Peter Hujar: Chloe Finch, 1981, gelatin silver print; at the Fundación MAPFRE. © The Peter Hujar Archive, LLC.
“Much of the New York that mattered to Hujar,” read one of this exhibition’s wall texts, “was to be found only after sundown.” Following such cues, one might have expected to find a nocturnal kaleidoscope rivaling Brassaï’s Paris or anticipating Nan Goldin’s scenes of New York subculture. Yet the bulk of Peter Hujar’s photography as exhibited in the show—the largest retrospective to date of his work, with more than 150 of his images—took place in the light of day or in well-lit interiors. Until the mid-1970s, when nighttime parking lots and loading docks assumed heightened presence in his work, Hujar generally shot the derelict spaces to which he was drawn in the daytime. Even the terms frequently appended to his name (“downtown photographer,” “East Village artist,” “street photographer”) belie the breadth of his images, which span genres ranging from landscapes to portraits to nudes to still lifes.
Hujar (1934–1987) called attention to this variety in the way he exhibited his photographs, preferring to group them in such a way that no single genre would take precedence in a given cluster. Curator Joel Smith opted for installing this show (which was co-organized with the Morgan Library & Museum, New York, where it opens in January) along the same lines. But while the groupings were not necessarily by genre, they were often formal or thematic. A cluster of five photographs portrayed subjects—a dog, a Stromboli volcano, performer Sheryl Sutton, choreographer and dancer Dana Reitz’s legs, writer and AIDS activist Robert Levithan in bed—all pitched at the same angle. Elsewhere, six photographs from different places and times showed individuals or objects veiled behind mesh or some other sort of covering. Such clusters helped to tease out common compositional penchants between Hujar’s otherwise disparate imagery. The avoidance of genre groupings, however, proved less felicitous in several instances that read as willfully ironic, the juxtapositions overwhelming the individual images, with cows in a field flanking a nude actor backstage, or a snake on a chair sitting opposite a self-portrait.
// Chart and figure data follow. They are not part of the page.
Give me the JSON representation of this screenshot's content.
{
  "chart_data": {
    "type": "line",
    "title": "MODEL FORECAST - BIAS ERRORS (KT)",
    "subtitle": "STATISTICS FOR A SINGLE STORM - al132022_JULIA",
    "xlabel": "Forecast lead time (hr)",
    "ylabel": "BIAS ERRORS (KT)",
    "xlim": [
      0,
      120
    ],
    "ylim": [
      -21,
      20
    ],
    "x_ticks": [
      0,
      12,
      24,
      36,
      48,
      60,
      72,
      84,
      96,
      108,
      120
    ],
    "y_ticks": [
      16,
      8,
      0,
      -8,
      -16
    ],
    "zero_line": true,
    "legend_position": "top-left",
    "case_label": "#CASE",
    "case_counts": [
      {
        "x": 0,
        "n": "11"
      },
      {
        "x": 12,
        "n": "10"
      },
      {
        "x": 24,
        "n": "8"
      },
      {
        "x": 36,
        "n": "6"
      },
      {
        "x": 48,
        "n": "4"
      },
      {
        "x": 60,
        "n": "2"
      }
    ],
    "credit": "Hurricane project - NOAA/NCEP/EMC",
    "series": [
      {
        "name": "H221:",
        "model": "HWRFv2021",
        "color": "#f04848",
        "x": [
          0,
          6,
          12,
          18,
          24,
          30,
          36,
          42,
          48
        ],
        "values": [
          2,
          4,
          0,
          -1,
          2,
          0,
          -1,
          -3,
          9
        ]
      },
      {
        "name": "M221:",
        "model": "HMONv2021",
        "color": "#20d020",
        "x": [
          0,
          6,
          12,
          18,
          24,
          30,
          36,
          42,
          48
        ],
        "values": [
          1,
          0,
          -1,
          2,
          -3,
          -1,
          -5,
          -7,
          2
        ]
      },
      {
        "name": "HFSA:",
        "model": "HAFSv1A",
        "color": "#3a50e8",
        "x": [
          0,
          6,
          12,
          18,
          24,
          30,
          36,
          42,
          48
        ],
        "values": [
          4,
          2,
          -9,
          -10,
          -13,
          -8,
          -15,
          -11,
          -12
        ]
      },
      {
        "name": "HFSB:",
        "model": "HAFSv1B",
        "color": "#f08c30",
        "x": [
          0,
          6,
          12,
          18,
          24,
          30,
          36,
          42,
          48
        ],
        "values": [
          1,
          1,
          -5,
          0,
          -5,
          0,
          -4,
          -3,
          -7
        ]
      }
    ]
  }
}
It is Hujar’s portraits—both of himself and others—for which he remains best known. These images offer a window not merely onto their subjects’ respective personalities, but onto Hujar’s varied affinities, from society’s upper echelons to New York’s more abject denizens. Whether showing the Marchesa Fioravanti wearing a great fur collar or a recumbent Candy Darling on her deathbed, his portraits reveal a keen sympathy for his sitters. Hujar once remarked that he liked to photograph “people who go to the extreme.” Yet his (mostly) close-up, bust-length pictures evince a sense of calm, and convey a nuanced pathos. He routinely shot his subjects in a reclining or supine state, lending them a certain ease or even spontaneity. We see a relaxed Susan Sontag lying on her back, Hujar’s lover the artist David Wojnarowicz resting in bed, or, seemingly spontaneous in his blithe repose, a young man on the Christopher Street pier.
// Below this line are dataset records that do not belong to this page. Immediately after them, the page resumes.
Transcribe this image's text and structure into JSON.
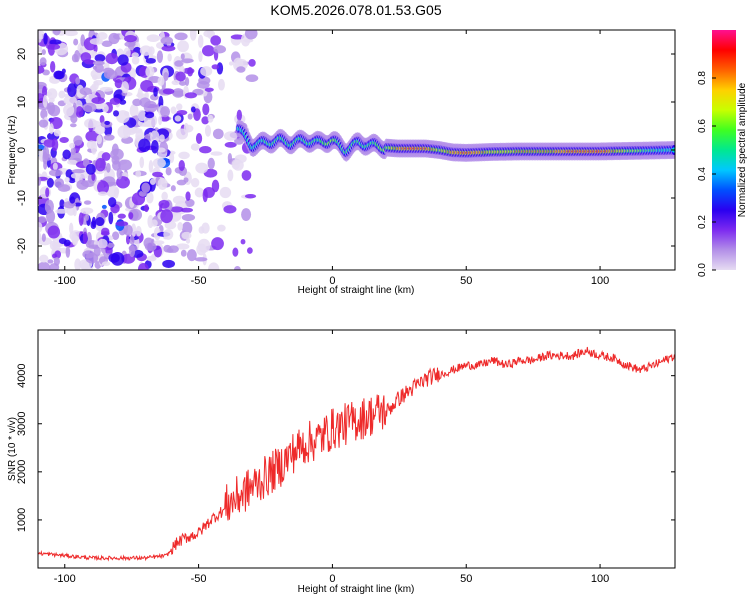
{
  "title": "KOM5.2026.078.01.53.G05",
  "chart_data": [
    {
      "type": "heatmap",
      "xlabel": "Height of straight line (km)",
      "ylabel": "Frequency (Hz)",
      "xlim": [
        -110,
        128
      ],
      "ylim": [
        -25,
        25
      ],
      "xticks": [
        -100,
        -50,
        0,
        50,
        100
      ],
      "yticks": [
        -20,
        -10,
        0,
        10,
        20
      ],
      "colorbar": {
        "label": "Normalized spectral amplitude",
        "range": [
          0,
          1
        ],
        "ticks": [
          "0.0",
          "0.2",
          "0.4",
          "0.6",
          "0.8"
        ],
        "tick_values": [
          0.0,
          0.2,
          0.4,
          0.6,
          0.8
        ],
        "colors": [
          "#e6dcf2",
          "#b38fe8",
          "#7d2af0",
          "#2a00f0",
          "#0050ff",
          "#00c8ff",
          "#00e890",
          "#40ff20",
          "#c8ff00",
          "#ffd000",
          "#ff6000",
          "#ff0000",
          "#ff1090"
        ]
      },
      "signal_track": {
        "description": "narrow band near 0 Hz",
        "noise_x_range": [
          -110,
          -30
        ],
        "track_x": [
          -35,
          -30,
          -25,
          -20,
          -15,
          -10,
          -5,
          0,
          5,
          10,
          15,
          20,
          25,
          30,
          35,
          40,
          45,
          50,
          55,
          60,
          70,
          80,
          90,
          100,
          110,
          120,
          128
        ],
        "track_freq": [
          4.5,
          1,
          1.5,
          2,
          1.5,
          2,
          1.5,
          2,
          0,
          1.5,
          1,
          0.5,
          0.3,
          0.3,
          0.3,
          0,
          -0.5,
          -0.6,
          -0.5,
          -0.4,
          -0.3,
          -0.3,
          -0.3,
          -0.3,
          -0.2,
          -0.1,
          0
        ],
        "track_amp": [
          0.5,
          0.5,
          0.55,
          0.55,
          0.55,
          0.6,
          0.6,
          0.65,
          0.55,
          0.55,
          0.6,
          0.65,
          0.85,
          0.95,
          0.9,
          0.7,
          0.85,
          0.9,
          0.85,
          0.75,
          0.8,
          0.8,
          0.9,
          0.95,
          0.7,
          0.55,
          0.5
        ]
      }
    },
    {
      "type": "line",
      "xlabel": "Height of straight line (km)",
      "ylabel": "SNR (10 * v/v)",
      "xlim": [
        -110,
        128
      ],
      "ylim": [
        0,
        4950
      ],
      "xticks": [
        -100,
        -50,
        0,
        50,
        100
      ],
      "yticks": [
        1000,
        2000,
        3000,
        4000
      ],
      "color": "#ee2a2a",
      "series": [
        {
          "name": "SNR",
          "x": [
            -110,
            -100,
            -90,
            -80,
            -70,
            -62,
            -58,
            -55,
            -50,
            -45,
            -40,
            -35,
            -30,
            -25,
            -20,
            -15,
            -10,
            -5,
            0,
            5,
            10,
            15,
            20,
            25,
            30,
            35,
            40,
            45,
            50,
            55,
            60,
            65,
            70,
            75,
            80,
            85,
            90,
            95,
            100,
            105,
            110,
            115,
            120,
            128
          ],
          "y": [
            300,
            250,
            200,
            200,
            200,
            250,
            500,
            600,
            700,
            1000,
            1200,
            1400,
            1600,
            1800,
            2000,
            2300,
            2500,
            2600,
            2800,
            2900,
            3000,
            3100,
            3200,
            3500,
            3700,
            3900,
            4000,
            4100,
            4200,
            4200,
            4300,
            4200,
            4300,
            4300,
            4400,
            4400,
            4400,
            4500,
            4400,
            4350,
            4200,
            4100,
            4200,
            4400
          ]
        }
      ]
    }
  ]
}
Hujar’s 1970 photograph of a group of men and women marching joyously through the New York Streets—made famous in a 1970s poster for the Gay Liberation Front, which was formed in the wake of the Stonewall Riots—is a particularly striking image. In the 1980s, as AIDS came to ravage the gay community—and the photographer’s circle of intimates and eventually himself—Hujar’s exuberant imagery gave way to more acerbic depictions. His series of a ruined apartment interior in Newark conjures up a morbid but mesmerizing squalor, and recalls, in a sense, his 1963 photographs of old monks’ cadavers in the catacombs of Palermo. So vital and dynamic in his self-portraits, Hujar’s own body—photographed by Wojnarowicz just before death—would come to form a beautiful ruin in its own right.